An audible shrug. “I wish I knew.”
“Listen,” I said. “There’s something I need to tell you. I really screwed things up between us.”
“Don’t mention it.”
“No, it was stupid. I don’t care what Ennis thinks. Or Frank Dearborn, or any of those guys.”
“Yes, you do,” Neil said.
“I know. But I wish I didn’t.”
“Let it go,” Neil said. “Whatever you have against them, let it go.”
“Right,” I said. “As soon as you let Greg go.”
“As soon as he lets this war with his mother go.”
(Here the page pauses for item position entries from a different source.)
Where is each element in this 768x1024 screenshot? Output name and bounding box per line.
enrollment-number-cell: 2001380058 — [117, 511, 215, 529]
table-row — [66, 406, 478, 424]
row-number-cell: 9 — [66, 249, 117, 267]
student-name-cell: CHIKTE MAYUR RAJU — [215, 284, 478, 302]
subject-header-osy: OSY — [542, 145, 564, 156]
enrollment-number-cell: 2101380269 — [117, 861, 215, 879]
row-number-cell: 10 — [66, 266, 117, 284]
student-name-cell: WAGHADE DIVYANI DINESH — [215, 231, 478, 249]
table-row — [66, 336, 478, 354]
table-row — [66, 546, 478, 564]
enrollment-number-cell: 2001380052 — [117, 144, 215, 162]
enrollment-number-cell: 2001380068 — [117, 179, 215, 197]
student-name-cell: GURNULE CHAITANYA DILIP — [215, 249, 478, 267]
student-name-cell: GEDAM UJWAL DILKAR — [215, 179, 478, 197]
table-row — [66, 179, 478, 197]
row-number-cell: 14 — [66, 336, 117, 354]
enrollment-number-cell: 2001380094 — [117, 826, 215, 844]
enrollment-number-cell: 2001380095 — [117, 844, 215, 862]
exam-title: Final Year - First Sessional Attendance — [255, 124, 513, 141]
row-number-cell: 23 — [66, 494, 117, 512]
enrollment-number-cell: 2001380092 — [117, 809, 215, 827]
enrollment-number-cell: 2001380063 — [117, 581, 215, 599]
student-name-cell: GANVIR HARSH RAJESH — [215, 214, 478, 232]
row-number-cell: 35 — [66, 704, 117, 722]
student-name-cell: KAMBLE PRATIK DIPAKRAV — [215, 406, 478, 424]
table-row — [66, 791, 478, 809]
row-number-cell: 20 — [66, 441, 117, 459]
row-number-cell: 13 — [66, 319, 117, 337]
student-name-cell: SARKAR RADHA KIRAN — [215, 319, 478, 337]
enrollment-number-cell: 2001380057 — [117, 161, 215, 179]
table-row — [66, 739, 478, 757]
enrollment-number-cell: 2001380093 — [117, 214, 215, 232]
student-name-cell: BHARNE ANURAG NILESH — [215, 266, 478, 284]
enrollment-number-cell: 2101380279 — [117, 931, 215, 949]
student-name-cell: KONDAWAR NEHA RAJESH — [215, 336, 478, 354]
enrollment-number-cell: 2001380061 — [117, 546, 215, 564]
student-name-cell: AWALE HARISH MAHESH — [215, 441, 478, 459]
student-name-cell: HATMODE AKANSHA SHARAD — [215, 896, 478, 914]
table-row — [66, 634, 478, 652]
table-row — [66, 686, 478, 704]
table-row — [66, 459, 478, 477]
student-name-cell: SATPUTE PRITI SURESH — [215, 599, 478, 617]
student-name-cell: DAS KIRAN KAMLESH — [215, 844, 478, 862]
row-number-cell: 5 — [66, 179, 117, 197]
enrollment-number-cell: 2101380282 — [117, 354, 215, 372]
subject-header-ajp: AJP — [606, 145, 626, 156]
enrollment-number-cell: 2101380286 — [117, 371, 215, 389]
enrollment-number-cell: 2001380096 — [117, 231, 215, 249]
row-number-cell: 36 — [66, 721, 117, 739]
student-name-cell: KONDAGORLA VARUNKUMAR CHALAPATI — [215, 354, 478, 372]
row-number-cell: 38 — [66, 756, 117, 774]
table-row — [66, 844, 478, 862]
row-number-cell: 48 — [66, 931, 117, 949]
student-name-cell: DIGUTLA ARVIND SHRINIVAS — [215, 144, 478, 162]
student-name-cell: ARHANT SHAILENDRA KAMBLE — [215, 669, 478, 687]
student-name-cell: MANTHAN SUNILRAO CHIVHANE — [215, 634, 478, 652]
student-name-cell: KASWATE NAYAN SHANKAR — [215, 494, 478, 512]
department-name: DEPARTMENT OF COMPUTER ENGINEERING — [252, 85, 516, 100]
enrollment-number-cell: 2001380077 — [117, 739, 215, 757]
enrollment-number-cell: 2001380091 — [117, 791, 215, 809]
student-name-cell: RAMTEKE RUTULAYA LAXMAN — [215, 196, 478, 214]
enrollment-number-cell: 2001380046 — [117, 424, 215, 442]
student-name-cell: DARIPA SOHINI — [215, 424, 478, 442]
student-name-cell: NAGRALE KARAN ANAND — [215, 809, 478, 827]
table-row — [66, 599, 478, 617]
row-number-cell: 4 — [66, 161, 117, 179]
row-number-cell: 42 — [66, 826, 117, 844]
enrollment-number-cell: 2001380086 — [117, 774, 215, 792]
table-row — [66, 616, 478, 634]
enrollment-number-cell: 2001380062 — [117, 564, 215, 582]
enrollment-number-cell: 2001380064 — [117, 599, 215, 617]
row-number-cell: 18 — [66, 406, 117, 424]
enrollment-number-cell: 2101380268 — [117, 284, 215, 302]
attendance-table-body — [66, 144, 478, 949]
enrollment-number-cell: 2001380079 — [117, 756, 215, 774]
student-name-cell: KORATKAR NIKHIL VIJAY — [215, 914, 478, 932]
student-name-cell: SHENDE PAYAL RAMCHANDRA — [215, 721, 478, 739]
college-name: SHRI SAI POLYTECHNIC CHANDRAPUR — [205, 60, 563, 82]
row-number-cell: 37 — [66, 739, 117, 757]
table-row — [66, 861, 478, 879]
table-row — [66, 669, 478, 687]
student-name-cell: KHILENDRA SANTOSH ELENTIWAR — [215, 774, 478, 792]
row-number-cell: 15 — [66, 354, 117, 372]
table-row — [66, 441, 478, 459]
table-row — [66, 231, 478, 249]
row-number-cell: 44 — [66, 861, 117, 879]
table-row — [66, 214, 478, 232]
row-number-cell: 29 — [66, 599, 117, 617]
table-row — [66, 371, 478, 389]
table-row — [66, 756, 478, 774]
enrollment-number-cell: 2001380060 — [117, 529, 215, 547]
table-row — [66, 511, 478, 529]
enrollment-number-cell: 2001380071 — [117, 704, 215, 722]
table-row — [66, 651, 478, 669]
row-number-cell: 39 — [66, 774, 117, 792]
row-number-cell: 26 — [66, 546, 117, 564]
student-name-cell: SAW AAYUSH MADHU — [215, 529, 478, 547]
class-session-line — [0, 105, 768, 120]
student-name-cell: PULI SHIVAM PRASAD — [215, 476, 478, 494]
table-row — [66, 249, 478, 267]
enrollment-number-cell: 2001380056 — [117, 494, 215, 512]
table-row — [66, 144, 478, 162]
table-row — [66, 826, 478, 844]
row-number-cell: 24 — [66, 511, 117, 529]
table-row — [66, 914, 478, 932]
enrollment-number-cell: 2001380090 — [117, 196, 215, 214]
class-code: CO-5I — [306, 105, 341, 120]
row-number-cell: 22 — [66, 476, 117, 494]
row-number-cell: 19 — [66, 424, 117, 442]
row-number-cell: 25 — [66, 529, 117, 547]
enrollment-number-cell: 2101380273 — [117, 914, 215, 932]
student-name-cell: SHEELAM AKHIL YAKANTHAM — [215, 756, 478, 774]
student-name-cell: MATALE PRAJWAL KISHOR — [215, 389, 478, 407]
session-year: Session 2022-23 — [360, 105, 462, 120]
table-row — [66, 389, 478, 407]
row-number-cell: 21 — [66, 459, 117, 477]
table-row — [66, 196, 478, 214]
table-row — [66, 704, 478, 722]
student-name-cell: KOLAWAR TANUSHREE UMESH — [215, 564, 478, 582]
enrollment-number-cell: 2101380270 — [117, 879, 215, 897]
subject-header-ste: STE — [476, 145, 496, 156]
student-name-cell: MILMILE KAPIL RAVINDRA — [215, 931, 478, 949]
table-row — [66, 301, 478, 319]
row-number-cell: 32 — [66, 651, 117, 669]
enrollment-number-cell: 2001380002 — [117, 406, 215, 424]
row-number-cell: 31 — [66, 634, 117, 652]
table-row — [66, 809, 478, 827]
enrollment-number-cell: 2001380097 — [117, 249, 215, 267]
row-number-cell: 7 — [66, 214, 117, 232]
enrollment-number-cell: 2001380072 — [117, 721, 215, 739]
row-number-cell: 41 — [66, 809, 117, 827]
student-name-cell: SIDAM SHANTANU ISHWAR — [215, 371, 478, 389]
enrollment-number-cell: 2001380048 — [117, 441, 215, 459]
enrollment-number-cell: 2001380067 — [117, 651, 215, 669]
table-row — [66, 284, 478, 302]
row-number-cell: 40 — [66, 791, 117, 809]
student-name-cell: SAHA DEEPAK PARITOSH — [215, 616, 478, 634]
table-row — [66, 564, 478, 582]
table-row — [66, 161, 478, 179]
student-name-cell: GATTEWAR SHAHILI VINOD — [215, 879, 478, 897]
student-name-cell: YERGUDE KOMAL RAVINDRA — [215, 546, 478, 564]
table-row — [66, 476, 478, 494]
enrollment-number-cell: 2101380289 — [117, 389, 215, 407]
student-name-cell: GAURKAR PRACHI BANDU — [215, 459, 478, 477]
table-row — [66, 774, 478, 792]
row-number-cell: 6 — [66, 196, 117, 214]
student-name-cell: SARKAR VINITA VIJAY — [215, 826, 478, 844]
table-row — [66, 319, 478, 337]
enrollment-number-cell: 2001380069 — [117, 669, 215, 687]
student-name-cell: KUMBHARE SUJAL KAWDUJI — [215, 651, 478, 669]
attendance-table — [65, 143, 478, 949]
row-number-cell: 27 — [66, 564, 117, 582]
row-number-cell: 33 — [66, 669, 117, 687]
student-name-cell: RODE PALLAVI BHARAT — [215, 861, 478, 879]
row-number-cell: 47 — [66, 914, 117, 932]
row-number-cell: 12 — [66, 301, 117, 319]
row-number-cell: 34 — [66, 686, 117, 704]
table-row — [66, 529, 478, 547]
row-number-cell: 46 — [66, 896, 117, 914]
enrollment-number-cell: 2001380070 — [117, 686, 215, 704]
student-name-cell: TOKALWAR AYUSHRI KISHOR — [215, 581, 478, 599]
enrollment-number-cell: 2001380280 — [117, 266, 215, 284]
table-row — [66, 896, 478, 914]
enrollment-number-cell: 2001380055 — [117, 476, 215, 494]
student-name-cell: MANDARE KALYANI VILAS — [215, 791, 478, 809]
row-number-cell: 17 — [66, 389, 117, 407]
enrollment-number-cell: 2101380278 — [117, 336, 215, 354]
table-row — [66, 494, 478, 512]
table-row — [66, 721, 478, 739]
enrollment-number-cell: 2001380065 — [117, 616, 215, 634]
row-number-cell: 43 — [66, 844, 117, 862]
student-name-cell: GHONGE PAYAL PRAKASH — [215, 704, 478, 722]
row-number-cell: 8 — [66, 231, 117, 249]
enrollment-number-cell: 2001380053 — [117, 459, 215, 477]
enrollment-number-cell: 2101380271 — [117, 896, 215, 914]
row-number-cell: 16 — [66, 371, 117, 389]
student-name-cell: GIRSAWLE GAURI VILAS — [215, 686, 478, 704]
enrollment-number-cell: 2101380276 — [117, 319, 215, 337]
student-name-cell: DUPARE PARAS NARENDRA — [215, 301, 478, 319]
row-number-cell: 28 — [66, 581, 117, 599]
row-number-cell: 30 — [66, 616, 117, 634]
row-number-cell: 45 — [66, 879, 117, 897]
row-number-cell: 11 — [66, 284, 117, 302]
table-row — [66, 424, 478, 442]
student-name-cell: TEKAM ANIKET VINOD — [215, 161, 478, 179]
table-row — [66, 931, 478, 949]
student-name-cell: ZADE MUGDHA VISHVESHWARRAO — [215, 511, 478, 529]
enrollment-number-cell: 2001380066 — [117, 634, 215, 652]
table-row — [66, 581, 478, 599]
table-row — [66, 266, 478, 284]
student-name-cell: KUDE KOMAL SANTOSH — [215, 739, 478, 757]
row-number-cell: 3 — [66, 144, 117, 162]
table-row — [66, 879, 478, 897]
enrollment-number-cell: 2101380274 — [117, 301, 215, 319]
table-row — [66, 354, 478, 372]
“Like that’ll happen any time soon.”
“We need to move on,” Neil said.
“Yeah,” I said. “I guess we do.”
And I would have. Or might have. Conceivably. But then I saw Frank Dearborn on the morning of the memorial service, and it all came back to me—the anger, the fear, the panic, the doubt, the envy and self-pity. Who was I trying to kid? I didn’t know a thing about Billy Chin. Yeah, we were friends, but only in the sense that we’d gone to the same school and hadn’t managed to become enemies, only in the sense that we used to talk once in a while, only in the sense that his name never made it onto the evergrowing list of things that pissed me off. But beyond that?
I tried to conjure a picture of Billy in my mind, to reconstruct him with memories and anecdotes, but the best I could do as Karen and I got in the car and headed for the Academy that morning was to imagine a stick figure. Billy was skinny. He wore a blue suit. He played ping-pong and chess and was a member of the debate team. He ate rice for lunch and carried his books in a giant duffle bag. If I really thought about it, I could wrestle a few more details from the dim corners of my mind, but they were either too sketchy or tinged with regret to be of any use.
He scored summa cum laude on the National Latin Exam—or was I only making that up? He had an encyclopedic knowledge of breakfast cereal commercials from the 1980s—or was that someone else? He nearly threw up in biology lab when we first cut into our cat—or was that me?
“Are you okay?” Karen asked as we slowed to a stop at an intersection on the edge of the city. “You seem a little distracted.”
“I’m fine,” I said. “Just thinking about what I’ll say at the service.”
“You don’t have anything prepared?”
“Of course I do,” I lied, tapping my breast pocket as if my remarks were all mapped out and folded in quarters an inch away from my heart. “But I want to make sure I didn’t forget anything.”